RobertKirk 6 Jun 2022 13:57 UTC
LW: 3 AF: 3
AF

Newtonian: complex reactions

So please suggest alternative names and characterizations, or ask questions to pinpoint what I’m describing.

Are you pointing here at the fact that the AI training process and world will be a complex system, and as such it is hard to predict the outcomes of interventions, and hence the first-order obvious outcomes of interventions may not occur, or may be dominated by higher-order outcomes? That’s what the “complex reactions” and some of the references kind of point at, but then in the description you seem to be talking more about a specific case: Strong optimisation will always find a path if it exists, so patching some but not all paths isn’t useful, and in fact could have weird counter-productive effects if the remaining paths that the strong optimisation takes are actually worse in some other ways than the ones you patched.

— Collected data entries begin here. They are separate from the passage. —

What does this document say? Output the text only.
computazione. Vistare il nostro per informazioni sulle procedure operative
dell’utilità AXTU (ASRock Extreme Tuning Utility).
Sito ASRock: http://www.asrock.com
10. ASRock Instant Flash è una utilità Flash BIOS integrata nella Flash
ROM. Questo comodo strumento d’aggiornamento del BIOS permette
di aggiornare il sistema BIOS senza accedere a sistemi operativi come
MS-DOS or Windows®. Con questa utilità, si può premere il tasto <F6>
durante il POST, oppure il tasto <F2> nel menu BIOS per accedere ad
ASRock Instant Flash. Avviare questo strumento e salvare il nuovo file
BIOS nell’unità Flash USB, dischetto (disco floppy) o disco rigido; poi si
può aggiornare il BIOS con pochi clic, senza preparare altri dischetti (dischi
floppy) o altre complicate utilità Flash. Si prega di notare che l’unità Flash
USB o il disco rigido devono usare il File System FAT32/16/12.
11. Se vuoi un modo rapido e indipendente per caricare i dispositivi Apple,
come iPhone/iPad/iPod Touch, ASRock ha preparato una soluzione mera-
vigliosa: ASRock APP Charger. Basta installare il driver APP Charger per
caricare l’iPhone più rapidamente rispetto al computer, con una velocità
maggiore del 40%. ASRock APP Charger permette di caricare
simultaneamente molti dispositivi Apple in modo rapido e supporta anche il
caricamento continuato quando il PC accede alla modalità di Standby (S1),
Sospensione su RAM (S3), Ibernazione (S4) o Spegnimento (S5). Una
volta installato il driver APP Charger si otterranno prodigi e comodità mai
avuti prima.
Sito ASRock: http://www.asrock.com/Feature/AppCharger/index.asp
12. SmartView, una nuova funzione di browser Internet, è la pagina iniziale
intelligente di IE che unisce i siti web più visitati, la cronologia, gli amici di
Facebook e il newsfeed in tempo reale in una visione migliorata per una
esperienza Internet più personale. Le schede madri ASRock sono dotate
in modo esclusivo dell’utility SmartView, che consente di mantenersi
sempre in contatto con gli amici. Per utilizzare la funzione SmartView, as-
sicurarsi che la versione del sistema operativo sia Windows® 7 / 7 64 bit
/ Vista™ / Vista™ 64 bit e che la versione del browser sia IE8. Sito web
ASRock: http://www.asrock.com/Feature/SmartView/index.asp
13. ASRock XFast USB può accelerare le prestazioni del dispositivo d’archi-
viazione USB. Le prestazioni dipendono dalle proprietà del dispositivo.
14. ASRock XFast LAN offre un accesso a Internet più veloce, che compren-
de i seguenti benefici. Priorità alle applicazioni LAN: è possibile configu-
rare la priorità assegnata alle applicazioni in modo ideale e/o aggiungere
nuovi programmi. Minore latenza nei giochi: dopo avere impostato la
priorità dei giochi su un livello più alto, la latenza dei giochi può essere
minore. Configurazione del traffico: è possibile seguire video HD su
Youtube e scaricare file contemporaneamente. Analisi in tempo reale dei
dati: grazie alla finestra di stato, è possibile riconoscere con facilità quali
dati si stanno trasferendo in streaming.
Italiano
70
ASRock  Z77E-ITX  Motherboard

Other possible names would then be either leaning into the complex systems view, so the (possibly incorrect) assumption is something like “non-complexity” or “linear/predictable responses”; or leaning into the optimisation paths analogy which might be something like “incremental improvement is ok” although that is pretty bad as a name.
- adamShimi 6 Jun 2022 17:44 UTC
  LW: 4 AF: 3
  AF Parent
  Are you pointing here at the fact that the AI training process and world will be a complex system, and as such it is hard to predict the outcomes of interventions, and hence the first-order obvious outcomes of interventions may not occur, or may be dominated by higher-order outcomes?
  This points at the same thing IMO, although still in a confusing way. This assumption is basically that you can predict the result of an intervention without having to understand the internal mechanism in detail, because the latter is straightforward.
  Other possible names would then be either leaning into the complex systems view, so the (possibly incorrect) assumption is something like “non-complexity” or “linear/predictable responses”; or leaning into the optimisation paths analogy which might be something like “incremental improvement is ok” although that is pretty bad as a name.
  Someone at Conjecture proposed linear too, but Newtonian physics isn’t linear. Although I agree that the sort of behavior and reaction I’m pointing out fit within the “non-linear” category.
  - Kenoubi 8 Jun 2022 20:12 UTC
    2 points
    Parent
    Thermodynamic? Thermodynamics seems to be about using a small number of summary statistics (temperature, pressure, density, etc.) because the microstructure of the system isn’t necessary to compute what will happen at the macro level.
  - RobertKirk 20 Jun 2022 9:40 UTC
    LW: 1 AF: 1
    AF Parent
    
    This assumption is basically that you can predict the result of an intervention without having to understand the internal mechanism in detail, because the latter is straightforward.
    
    This seems to me that you want a word for whatever the opposite of complex/chaotic systems are, right? Although obviously “Simple” is probably not the best word (as it’s very generic). It could be “Simple Dynamics” or “Predictable Dynamics”?